The hardest part of grief right now isn’t the sadness. It’s the silence.
The sadness is still there. It always is. But now that the chaos has settled, now that the noise of survival isn’t quite so loud, I find myself missing the conversation. Missing my co‑conspirator.
Talking with Katy was never difficult. We skipped right over the early dating stage, the awkward interviews disguised as small talk. There was no careful positioning, no trying to appear more interesting than we were. We fell into a cadence immediately. Open. Familiar.
It felt less like meeting someone new and more like finding someone who had just stepped out of the room years ago and finally came back.
Katy was a firm believer in karma and was convinced we had known each other in a past life. That was her explanation for how quickly we clicked. She pointed to that first night on Bob’s porch, when we talked until four in the morning.
To her, it wasn’t a beginning.
It was a continuation.
A long‑overdue catching up.
And we talked.
A lot.
The house was never really quiet. If it wasn’t filled with dogs barking, drums, or Bill Kurtis guiding her through another heinous murder, it was our voices bouncing off the walls. Sometimes the conversation was ignited by something that happened to us, we needed to vent about a stupid decision or a wasted moment. Other times, we talked about the movies and books we’d experienced on our own. Katy and I had very different tastes, but we met in the middle often and dissected each other’s thoughts. We even had a YouTube channel before cancer decided to cancel our production schedule.
After her diagnosis, we spent every night talking. I made it a point. I didn’t care how tired I might be the next day. I had to consume as much of her as I could while she was still here.

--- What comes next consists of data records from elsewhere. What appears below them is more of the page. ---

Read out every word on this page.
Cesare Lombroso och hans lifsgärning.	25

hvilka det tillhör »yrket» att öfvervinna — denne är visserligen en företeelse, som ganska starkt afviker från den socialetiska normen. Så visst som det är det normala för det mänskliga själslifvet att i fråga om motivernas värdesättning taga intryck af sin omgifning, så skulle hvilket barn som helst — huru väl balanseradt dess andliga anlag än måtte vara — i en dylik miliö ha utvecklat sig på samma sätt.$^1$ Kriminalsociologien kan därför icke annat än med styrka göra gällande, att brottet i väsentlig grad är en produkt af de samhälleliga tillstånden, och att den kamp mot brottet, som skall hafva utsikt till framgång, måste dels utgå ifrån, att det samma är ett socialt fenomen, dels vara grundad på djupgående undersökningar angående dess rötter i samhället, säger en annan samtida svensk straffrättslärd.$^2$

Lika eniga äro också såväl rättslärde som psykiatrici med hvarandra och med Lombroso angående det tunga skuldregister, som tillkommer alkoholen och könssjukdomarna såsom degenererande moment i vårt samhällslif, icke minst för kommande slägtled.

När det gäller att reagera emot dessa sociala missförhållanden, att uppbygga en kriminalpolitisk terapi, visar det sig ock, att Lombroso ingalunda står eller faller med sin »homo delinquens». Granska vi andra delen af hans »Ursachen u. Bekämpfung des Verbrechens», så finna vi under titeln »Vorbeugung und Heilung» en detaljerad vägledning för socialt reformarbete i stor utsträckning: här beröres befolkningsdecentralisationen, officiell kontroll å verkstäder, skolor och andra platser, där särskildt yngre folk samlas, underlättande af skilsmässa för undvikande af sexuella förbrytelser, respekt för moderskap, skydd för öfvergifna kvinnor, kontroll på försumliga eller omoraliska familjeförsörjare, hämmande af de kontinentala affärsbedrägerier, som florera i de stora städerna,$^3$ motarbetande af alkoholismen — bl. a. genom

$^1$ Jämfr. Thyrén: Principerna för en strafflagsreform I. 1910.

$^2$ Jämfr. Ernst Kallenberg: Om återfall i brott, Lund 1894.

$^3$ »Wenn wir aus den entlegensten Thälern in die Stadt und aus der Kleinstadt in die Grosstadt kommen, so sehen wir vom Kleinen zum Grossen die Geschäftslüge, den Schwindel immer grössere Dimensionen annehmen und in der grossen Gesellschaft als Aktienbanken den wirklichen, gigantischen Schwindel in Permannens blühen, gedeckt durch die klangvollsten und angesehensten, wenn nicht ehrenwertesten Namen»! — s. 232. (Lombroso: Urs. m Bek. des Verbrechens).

I’d start with something simple.
When was your first kiss? Who was it?
Or
Most embarrassing family moment?
When the doctor approved THC for pain, things got weird. Especially Katy. All the southern etiquette her mother had instilled quietly packed its bags and left the building. Suddenly it was:
What was the most embarrassing moment during sex?
Or
Favorite fake sex scene in a movie?
These conversations didn’t stay in the room. They followed us into the next day. The nurses in the infusion ward were often treated to whatever strange thread we’d refused to let die overnight.
Then she was gone.
And for the first few months, there was nothing.
No voice.
No imagined responses.
No phantom conversations.
Just blank space where she used to be.
My brain, apparently, understood the assignment. She was gone. Conversation terminated. No appeals process.
It wasn’t peaceful.
It was functional.
Like a house after the furniture has been removed. You can still live there, but there’s no reason to linger.
And then one day, without ceremony or permission, I started talking to her again.
I don’t remember what triggered it. Something small. Something she would’ve had an opinion about. I said it out loud before I realized what I was doing.
And I didn’t stop.
I still talk to her. Out loud. In the car. In the kitchen. Standing in the middle of a room with no reason to be there. I tell her things she would’ve cared about. Things she wouldn’t have cared about but would’ve listened to anyway.
These conversations are tangible. They have structure. Timing. Rules.
I still pause where she would’ve interrupted. I still defend my position, knowing full well she would’ve dismantled it in under ten seconds. I still leave space for the look she would’ve given me when I said something particularly stupid.
Grief hasn’t taken the conversation.
It’s just forced me to perform both roles.
On some level, I know what this is. My brain refusing to accept the sudden vacancy of its primary tenant. Keeping the lights on. Pretending the lease wasn’t terminated without warning.
My brain has carried a lot over the past ten years. Mom’s dementia. Katy’s cancer. Two dogs. Two jobs. Entire versions of my life quietly removed while I stood there holding the receipts.
If this is what it needs to keep from snapping, so be it.
And yes, I’m aware of the irony. Talking to someone who isn’t there as a way to stay sane.
Fully aware.
But that’s grief.
It doesn’t take everything at once.
First, it takes the person.
Then it leaves you alone in the conversation.